How do we know that Deneve and all those Claymores have supersonic foot speed? I can understand them having supersonic reflexes and arm movements but what feats make you think that they can run that fast? 

I recall Theresa being unable to catch up to a bunch of horses in her flashback and she was a number one.


----------



## Oceania (Mar 17, 2011)

Yes I considered the fact that Deneve has two swords that are nearly as big as Guts's dragonslayer. That is why the battle takes place in a very heavily forested area. Makes it more difficult for both combatants! 

On the Teresa speed.... Remember she wasnt using any yoki when trying to catch up to those bandits.


----------



## willyvereb (Mar 17, 2011)

hcheng02 said:


> I recall Theresa being unable to catch up to a bunch of horses in her flashback and she was a number one.



Outlier?

Riful travelled at least an entire mile in less than a second.
Yet Priscilla blitzed her from huge distances.
On the same note the Ghosts managed to run away from Priscilla chasing them. Despite she was in her awakened form, unlike against Riful.


----------



## hcheng02 (Mar 17, 2011)

willyvereb said:


> Outlier?
> 
> *Riful travelled at least an entire mile in less than a second.*
> Yet Priscilla blitzed her from huge distances.
> On the same note the Ghosts managed to run away from Priscilla chasing them. Despite she was in her awakened form, unlike against Riful.



When did this happen?

Maybe I'm remembering wrong, but didn't the Ghosts get away because of a headstart since Priscilla was distracted by Riful and Gauf? I do believe that once Priscilla actually started to chase them, she was managing to catch up pretty quickly.


----------



## willyvereb (Mar 17, 2011)

Back in the Witch's Maw arc. She literally disappeared from both Clare and Galatea's sensing range.
Also even if the Claymores got a little headstart, they didn't get blitzed. Unlike Riful who got blitzed from roughly miles of distance by a human-form Priscilla.


----------



## hcheng02 (Mar 17, 2011)

willyvereb said:


> Back in the Witch's Maw arc. She literally disappeared from both Clare and Galatea's sensing range.
> Also even if the Claymores got a little headstart, they didn't get blitzed. Unlike Riful who got blitzed from roughly miles of distance by a human-form Priscilla.
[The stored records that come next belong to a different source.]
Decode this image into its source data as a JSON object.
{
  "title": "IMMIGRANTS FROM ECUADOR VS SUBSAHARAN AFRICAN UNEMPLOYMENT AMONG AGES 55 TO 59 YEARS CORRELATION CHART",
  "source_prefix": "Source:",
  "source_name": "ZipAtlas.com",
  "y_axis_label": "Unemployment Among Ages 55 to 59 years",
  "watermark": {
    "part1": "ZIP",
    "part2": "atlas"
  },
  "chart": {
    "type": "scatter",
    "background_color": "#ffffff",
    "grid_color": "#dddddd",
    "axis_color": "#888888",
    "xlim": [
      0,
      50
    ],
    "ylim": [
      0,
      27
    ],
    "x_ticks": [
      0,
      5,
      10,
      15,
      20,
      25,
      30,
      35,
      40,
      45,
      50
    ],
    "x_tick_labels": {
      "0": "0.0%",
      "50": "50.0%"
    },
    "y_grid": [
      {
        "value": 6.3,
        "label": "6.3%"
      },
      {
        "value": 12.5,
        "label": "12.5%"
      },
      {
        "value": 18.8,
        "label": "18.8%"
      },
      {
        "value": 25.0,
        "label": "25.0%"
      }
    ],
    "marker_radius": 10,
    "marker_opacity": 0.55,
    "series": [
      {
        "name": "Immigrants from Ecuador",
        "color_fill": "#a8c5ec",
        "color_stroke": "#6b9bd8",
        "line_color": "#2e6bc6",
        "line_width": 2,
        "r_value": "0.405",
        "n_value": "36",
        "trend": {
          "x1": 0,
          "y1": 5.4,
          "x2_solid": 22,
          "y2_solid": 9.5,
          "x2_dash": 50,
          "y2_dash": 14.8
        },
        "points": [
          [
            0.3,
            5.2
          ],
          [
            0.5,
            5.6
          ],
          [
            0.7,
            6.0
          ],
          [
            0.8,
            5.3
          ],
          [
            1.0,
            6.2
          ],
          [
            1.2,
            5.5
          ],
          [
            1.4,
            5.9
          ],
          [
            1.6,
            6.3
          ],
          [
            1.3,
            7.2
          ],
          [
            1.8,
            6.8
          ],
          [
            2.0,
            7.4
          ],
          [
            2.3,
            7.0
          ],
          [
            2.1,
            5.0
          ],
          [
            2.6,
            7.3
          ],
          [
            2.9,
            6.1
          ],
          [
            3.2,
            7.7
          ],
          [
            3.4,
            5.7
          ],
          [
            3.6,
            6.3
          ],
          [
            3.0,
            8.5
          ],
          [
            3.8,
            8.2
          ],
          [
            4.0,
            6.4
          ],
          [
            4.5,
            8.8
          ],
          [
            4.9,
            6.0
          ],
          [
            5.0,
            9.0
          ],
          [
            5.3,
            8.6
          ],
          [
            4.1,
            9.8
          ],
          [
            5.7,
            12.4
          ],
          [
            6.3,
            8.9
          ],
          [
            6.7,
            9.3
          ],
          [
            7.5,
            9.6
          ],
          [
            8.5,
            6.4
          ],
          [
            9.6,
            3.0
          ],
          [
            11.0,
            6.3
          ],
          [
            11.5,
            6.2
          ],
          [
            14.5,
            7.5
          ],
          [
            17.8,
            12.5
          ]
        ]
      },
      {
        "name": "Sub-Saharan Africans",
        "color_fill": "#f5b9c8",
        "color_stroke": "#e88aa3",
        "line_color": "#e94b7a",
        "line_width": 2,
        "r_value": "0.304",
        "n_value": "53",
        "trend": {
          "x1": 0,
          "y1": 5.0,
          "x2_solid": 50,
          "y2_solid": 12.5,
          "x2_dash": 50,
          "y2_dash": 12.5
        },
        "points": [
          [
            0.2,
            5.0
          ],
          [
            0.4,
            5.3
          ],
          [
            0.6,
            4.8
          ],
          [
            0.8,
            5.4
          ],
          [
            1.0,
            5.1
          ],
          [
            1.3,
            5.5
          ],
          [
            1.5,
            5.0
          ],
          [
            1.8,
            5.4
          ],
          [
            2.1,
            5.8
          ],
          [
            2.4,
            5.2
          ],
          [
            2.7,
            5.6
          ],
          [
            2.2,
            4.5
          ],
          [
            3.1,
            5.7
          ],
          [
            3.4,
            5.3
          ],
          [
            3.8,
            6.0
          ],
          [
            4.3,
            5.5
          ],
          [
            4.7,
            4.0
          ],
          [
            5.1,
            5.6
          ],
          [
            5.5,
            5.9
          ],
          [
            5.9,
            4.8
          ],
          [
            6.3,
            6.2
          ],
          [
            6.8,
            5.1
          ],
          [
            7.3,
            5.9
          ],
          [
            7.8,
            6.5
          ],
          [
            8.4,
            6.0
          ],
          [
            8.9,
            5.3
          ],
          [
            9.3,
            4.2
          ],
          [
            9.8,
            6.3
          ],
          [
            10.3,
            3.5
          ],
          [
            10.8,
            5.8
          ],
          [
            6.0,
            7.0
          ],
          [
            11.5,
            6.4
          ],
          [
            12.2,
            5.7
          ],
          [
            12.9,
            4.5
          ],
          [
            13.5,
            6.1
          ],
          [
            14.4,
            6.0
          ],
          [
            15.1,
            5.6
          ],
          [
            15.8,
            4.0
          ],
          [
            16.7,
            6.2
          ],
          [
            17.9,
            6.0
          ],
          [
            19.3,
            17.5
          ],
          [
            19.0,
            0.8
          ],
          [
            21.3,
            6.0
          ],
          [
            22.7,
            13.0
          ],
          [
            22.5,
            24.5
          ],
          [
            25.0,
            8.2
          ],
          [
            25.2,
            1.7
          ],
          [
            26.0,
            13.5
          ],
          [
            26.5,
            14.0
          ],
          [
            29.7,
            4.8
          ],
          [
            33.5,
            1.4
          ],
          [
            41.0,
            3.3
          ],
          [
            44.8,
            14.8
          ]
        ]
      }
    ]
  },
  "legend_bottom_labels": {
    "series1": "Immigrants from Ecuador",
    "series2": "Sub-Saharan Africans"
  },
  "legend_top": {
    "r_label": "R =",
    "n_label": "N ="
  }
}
IIRC Riful was barely standing when Priscilla got to her. Wasn't Riful already exhausted from fighting Alicia and Beth as well as the Abyssal Feeders? (I think she might have fought some Destroyer Spawn too, its been a while.) I don't think Priscilla's performance against Riful can give clear indication of how fast she was. 

I don't think one can say that the Claymores are faster than Priscilla just because they weren't blitzed with a massive head start. Especially since they were noting that they were steadily losing ground - in short Priscilla would technically be going faster then they were in order to catch up to them.


----------



## willyvereb (Mar 17, 2011)

Indeed, but blitzing even a normal human from miles is considered to be isnane feat. Now Pirscilla did it to an Abyssal One. Being weakened or not.
Also I never mentioned Claymores being faster than Priscilla. But the fact they didn't get instantly blitzed is more than enough to clarify them as hypersonic in speed. By the way they did get far away from Priscilla in a short notice. Also she even noted how surprisingly fast the Ghosts are.


----------



## Oceania (Mar 17, 2011)

Well the good thing is we know that this fight won't end in Sex!


----------